İkinci Cihan Savaşı’ndan beri Türkiye’nin gündeminde hep birinci öncelikte olan Kıbrıs konusunda, gelmiş geçmiş bütün Türk hükümetlerinin Türkiye’nin gücü ile mütenasip başarı kazandıkları söylenebilir mi?
Kıbrıs Barış Harekatı’ndan sonra elimizin en güçlü olduğu dönem adeta heba edilmiştir. O dönem, Makarios’un tekrar Kıbrıs’a dönmesi için ABD ve BM’in Türkiye’nin müsaadesini talep ettikleri dönemdi. Zafer kazanmış Türkiye öylesine güçlü idi.
Kıbrıs’ın, mevcut antlaşmalara ve AB normlarına aykırı olarak AB’ne alınmasına Türkiye etkili olarak karşı koymayı maalesef başaramamış, olayı Dışişleri Bakanının cılız bir demeci ile geçiştirivermişti.
Daha sonraki bütün uzlaşma çabalarında kontrolümüzdeki toprakların 1/3’üne yakınını Rumlara terke rıza gösteren bir tutum sergilenmiş, en son Annan Planı ile bütün kazanımlarımız, garantörlük haklarımız tehlikeye atılmıştı.
Biden’ın Kıbrıs’tan ayrılmasının ardından Cumhurbaşkanı Eroğlu, Rumların görüşmeleri yine yokuşa sürmeye başladıklarını açıkladı.

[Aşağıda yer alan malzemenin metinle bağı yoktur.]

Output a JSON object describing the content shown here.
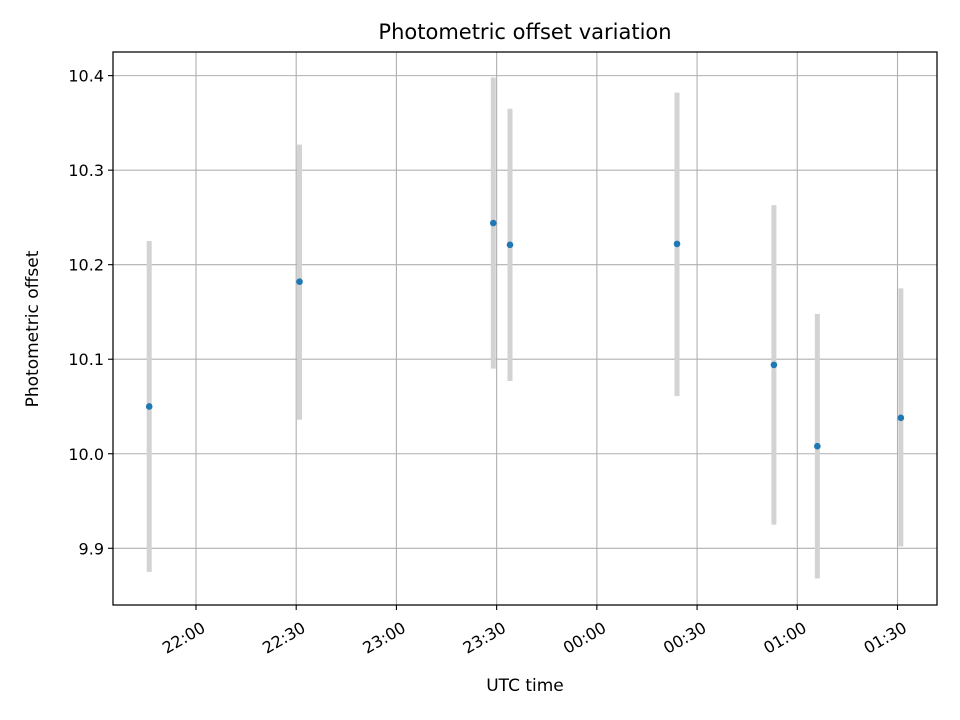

Rumlar; hala Kıbrıs’ın yönetimini ele geçirmek, tekrar kuzeye dönmek, KKTC’ye göç eden Türkleri Kıbrıs’tan kovmak ve Türkiye’nin garantilerini kaldırmak peşindeler. Tabii ayrıca yine KKTC’den habire toprak da talep etmekteler.
Osmanlı döneminde 1897’de Gazi Ethem Paşa, şımarık Yunanistan’a bir ders vermek için Atina’ya kadar bütün Yunanistan’ı işgal etmiş, ancak Avrupa’nın baskısı ile Osmanlı bütün işgal ettiği toprakları iade etmek zorunda kalmıştı.
Şimdi 21 inci asırda yaşıyoruz.
Ermenistan, Azerbaycan topraklarını hiç iadeye yanaşıyor mu?
İsrail, Filistin’den bir adım geri attı mı?
Cumhurbaşkanı Eroğlu neden, “Verilecek bir karış toprağımız yoktur.” diyemiyor da, “Toprak konusu en son konuşulmalı” diyor?
Vakit varken Kıbrıs’a sahip çıkalım.